A weekly rundown of the latest efforts of lawmakers to scrutinize the actions of the executive branch.

•House Agriculture Committee (5/9/07) — Chairman Collin Peterson (D-Minn.) is investigating the government’s response to China-imported food and animal products that may have been “intentionally adulterated” with melanine.

“This raises serious concerns about the ability of our import inspection system to monitor the quality and safety of imports that enter our food supply,” Peterson said. “The next time tainted food or feed products slip through the very large cracks in our import inspection system, we may be forced to confront an even more serious situation in terms of animal or human health.”

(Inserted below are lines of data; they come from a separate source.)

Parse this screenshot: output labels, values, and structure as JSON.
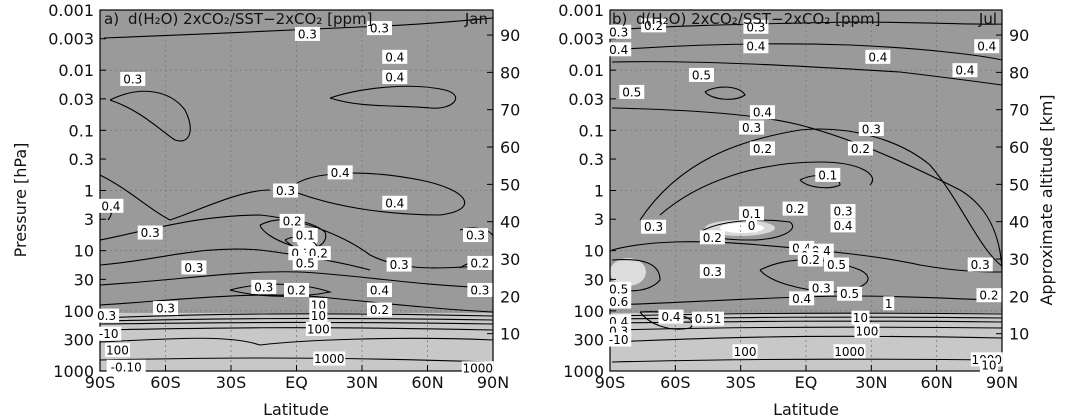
{
  "figure": {
    "ylabel_left": "Pressure [hPa]",
    "ylabel_right": "Approximate altitude [km]"
  },
  "chart_data": [
    {
      "type": "contour",
      "panel_label": "a)",
      "title": "d(H₂O) 2xCO₂/SST−2xCO₂ [ppm]",
      "month": "Jan",
      "xlabel": "Latitude",
      "x_ticks": [
        "90S",
        "60S",
        "30S",
        "EQ",
        "30N",
        "60N",
        "90N"
      ],
      "y_ticks": [
        "0.001",
        "0.003",
        "0.01",
        "0.03",
        "0.1",
        "0.3",
        "1",
        "3",
        "10",
        "30",
        "100",
        "300",
        "1000"
      ],
      "y2_ticks": [
        "90",
        "80",
        "70",
        "60",
        "50",
        "40",
        "30",
        "20",
        "10"
      ],
      "y_scale": "log",
      "ylim": [
        1000,
        0.001
      ],
      "contour_labels": [
        {
          "text": "0.3",
          "lat": 5,
          "p": 0.0025
        },
        {
          "text": "0.3",
          "lat": 38,
          "p": 0.002
        },
        {
          "text": "0.4",
          "lat": 45,
          "p": 0.006
        },
        {
          "text": "0.4",
          "lat": 45,
          "p": 0.013
        },
        {
          "text": "0.3",
          "lat": -75,
          "p": 0.014
        },
        {
          "text": "0.4",
          "lat": 20,
          "p": 0.5
        },
        {
          "text": "0.3",
          "lat": -5,
          "p": 1.0
        },
        {
          "text": "0.4",
          "lat": 45,
          "p": 1.6
        },
        {
          "text": "0.4",
          "lat": -85,
          "p": 1.8
        },
        {
          "text": "0.3",
          "lat": -67,
          "p": 5
        },
        {
          "text": "0.2",
          "lat": -2,
          "p": 3.2
        },
        {
          "text": "0.1",
          "lat": 4,
          "p": 5.5
        },
        {
          "text": "0.3",
          "lat": 2,
          "p": 11
        },
        {
          "text": "0.2",
          "lat": 10,
          "p": 11
        },
        {
          "text": "0.5",
          "lat": 4,
          "p": 16
        },
        {
          "text": "0.3",
          "lat": -47,
          "p": 19
        },
        {
          "text": "0.3",
          "lat": 47,
          "p": 17
        },
        {
          "text": "0.3",
          "lat": 82,
          "p": 5.5
        },
        {
          "text": "0.2",
          "lat": 84,
          "p": 16
        },
        {
          "text": "0.3",
          "lat": -15,
          "p": 40
        },
        {
          "text": "0.2",
          "lat": 0,
          "p": 45
        },
        {
          "text": "0.4",
          "lat": 38,
          "p": 45
        },
        {
          "text": "0.3",
          "lat": -60,
          "p": 90
        },
        {
          "text": "0.2",
          "lat": 38,
          "p": 95
        },
        {
          "text": "0.3",
          "lat": 84,
          "p": 45
        },
        {
          "text": "0.3",
          "lat": -87,
          "p": 120
        },
        {
          "text": "10",
          "lat": 10,
          "p": 80
        },
        {
          "text": "10",
          "lat": 10,
          "p": 120
        },
        {
          "text": "100",
          "lat": 10,
          "p": 200
        },
        {
          "text": "-10",
          "lat": -86,
          "p": 240
        },
        {
          "text": "100",
          "lat": -82,
          "p": 450
        },
        {
          "text": "-0.10",
          "lat": -78,
          "p": 850
        },
        {
          "text": "1000",
          "lat": 15,
          "p": 620
        },
        {
          "text": "1000",
          "lat": 83,
          "p": 900
        }
      ]
    },
    {
      "type": "contour",
      "panel_label": "b)",
      "title": "d(H₂O) 2xCO₂/SST−2xCO₂ [ppm]",
      "month": "Jul",
      "xlabel": "Latitude",
      "x_ticks": [
        "90S",
        "60S",
        "30S",
        "EQ",
        "30N",
        "60N",
        "90N"
      ],
      "y_ticks": [
        "0.001",
        "0.003",
        "0.01",
        "0.03",
        "0.1",
        "0.3",
        "1",
        "3",
        "10",
        "30",
        "100",
        "300",
        "1000"
      ],
      "y2_ticks": [
        "90",
        "80",
        "70",
        "60",
        "50",
        "40",
        "30",
        "20",
        "10"
      ],
      "y_scale": "log",
      "ylim": [
        1000,
        0.001
      ],
      "contour_labels": [
        {
          "text": "0.3",
          "lat": -86,
          "p": 0.0023
        },
        {
          "text": "0.2",
          "lat": -70,
          "p": 0.0018
        },
        {
          "text": "0.3",
          "lat": -23,
          "p": 0.0019
        },
        {
          "text": "0.4",
          "lat": -86,
          "p": 0.0045
        },
        {
          "text": "0.4",
          "lat": -23,
          "p": 0.004
        },
        {
          "text": "0.4",
          "lat": 33,
          "p": 0.006
        },
        {
          "text": "0.4",
          "lat": 83,
          "p": 0.004
        },
        {
          "text": "0.4",
          "lat": 73,
          "p": 0.01
        },
        {
          "text": "0.5",
          "lat": -80,
          "p": 0.023
        },
        {
          "text": "0.5",
          "lat": -48,
          "p": 0.012
        },
        {
          "text": "0.4",
          "lat": -20,
          "p": 0.05
        },
        {
          "text": "0.3",
          "lat": -25,
          "p": 0.09
        },
        {
          "text": "0.3",
          "lat": 30,
          "p": 0.095
        },
        {
          "text": "0.2",
          "lat": -20,
          "p": 0.2
        },
        {
          "text": "0.2",
          "lat": 25,
          "p": 0.2
        },
        {
          "text": "0.1",
          "lat": 10,
          "p": 0.55
        },
        {
          "text": "0.1",
          "lat": -25,
          "p": 2.4
        },
        {
          "text": "0",
          "lat": -25,
          "p": 3.8
        },
        {
          "text": "0.2",
          "lat": -5,
          "p": 2
        },
        {
          "text": "0.3",
          "lat": 17,
          "p": 2.2
        },
        {
          "text": "0.4",
          "lat": 17,
          "p": 3.8
        },
        {
          "text": "0.2",
          "lat": -43,
          "p": 6
        },
        {
          "text": "0.3",
          "lat": -70,
          "p": 4
        },
        {
          "text": "0.4",
          "lat": -2,
          "p": 9
        },
        {
          "text": "0.4",
          "lat": 7,
          "p": 10
        },
        {
          "text": "0.3",
          "lat": 2,
          "p": 12
        },
        {
          "text": "0.2",
          "lat": 2,
          "p": 14
        },
        {
          "text": "0.5",
          "lat": 14,
          "p": 17
        },
        {
          "text": "0.3",
          "lat": -43,
          "p": 22
        },
        {
          "text": "0.3",
          "lat": 80,
          "p": 17
        },
        {
          "text": "0.5",
          "lat": -86,
          "p": 43
        },
        {
          "text": "0.6",
          "lat": -86,
          "p": 70
        },
        {
          "text": "0.3",
          "lat": 7,
          "p": 42
        },
        {
          "text": "0.5",
          "lat": 20,
          "p": 52
        },
        {
          "text": "0.4",
          "lat": -2,
          "p": 62
        },
        {
          "text": "1",
          "lat": 38,
          "p": 75
        },
        {
          "text": "0.2",
          "lat": 84,
          "p": 55
        },
        {
          "text": "0.4",
          "lat": -86,
          "p": 150
        },
        {
          "text": "0.4",
          "lat": -62,
          "p": 125
        },
        {
          "text": "0.51",
          "lat": -45,
          "p": 135
        },
        {
          "text": "10",
          "lat": 25,
          "p": 130
        },
        {
          "text": "0.3",
          "lat": -86,
          "p": 215
        },
        {
          "text": "-10",
          "lat": -86,
          "p": 300
        },
        {
          "text": "100",
          "lat": 28,
          "p": 215
        },
        {
          "text": "100",
          "lat": -28,
          "p": 470
        },
        {
          "text": "1000",
          "lat": 20,
          "p": 470
        },
        {
          "text": "1000",
          "lat": 83,
          "p": 640
        },
        {
          "text": "10",
          "lat": 84,
          "p": 800
        }
      ]
    }
  ]
}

The committee has been reviewing the contamination issue for the last few weeks, including hearing testimony from the U.S. Department of Agriculture and the Food and Drug Administration.

•House Education and Labor Committee (5/9/07) — Chairman George Miller (D-Calif.) is digging deeper into unethical practices in federal student loan programs. According to Miller’s investigation, the financial company JP Morgan Chase was involved in several unethical doings, such as paying more than $70,000 for a harbor cruise for more than 200 college financial aid officers in 2005.

Miller urged U.S. Education Secretary Margaret Spellings to take action.

“While it’s become clear over the last few months that conflicts of interest are pervasive in the student loan industry, it still stands out as particularly egregious that a lender would pay officials on the university payroll,” Miller said. “No matter which way you slice it, it is wrong for any financial aid office employee to also be working as a paid consultant for a lender.
... [It] is wrong for lenders to pick up the tab for lavish cruises held under the guise of a financial aid conference.”

•House Oversight and Government Reform Committee (5/4/07) — Chairman Henry Waxman (D-Calif.) sent a letter to Secretary of State Condoleezza Rice informing her that the State Department should not hinder the committee’s inquiry into the Bush administration’s use of forged evidence to build its case for the Iraq war.

According to Waxman, Rice’s legislative staff was trying to prevent a nuclear weapons analyst for the State Department, Simon Dodge, from testifying before the Oversight Committee.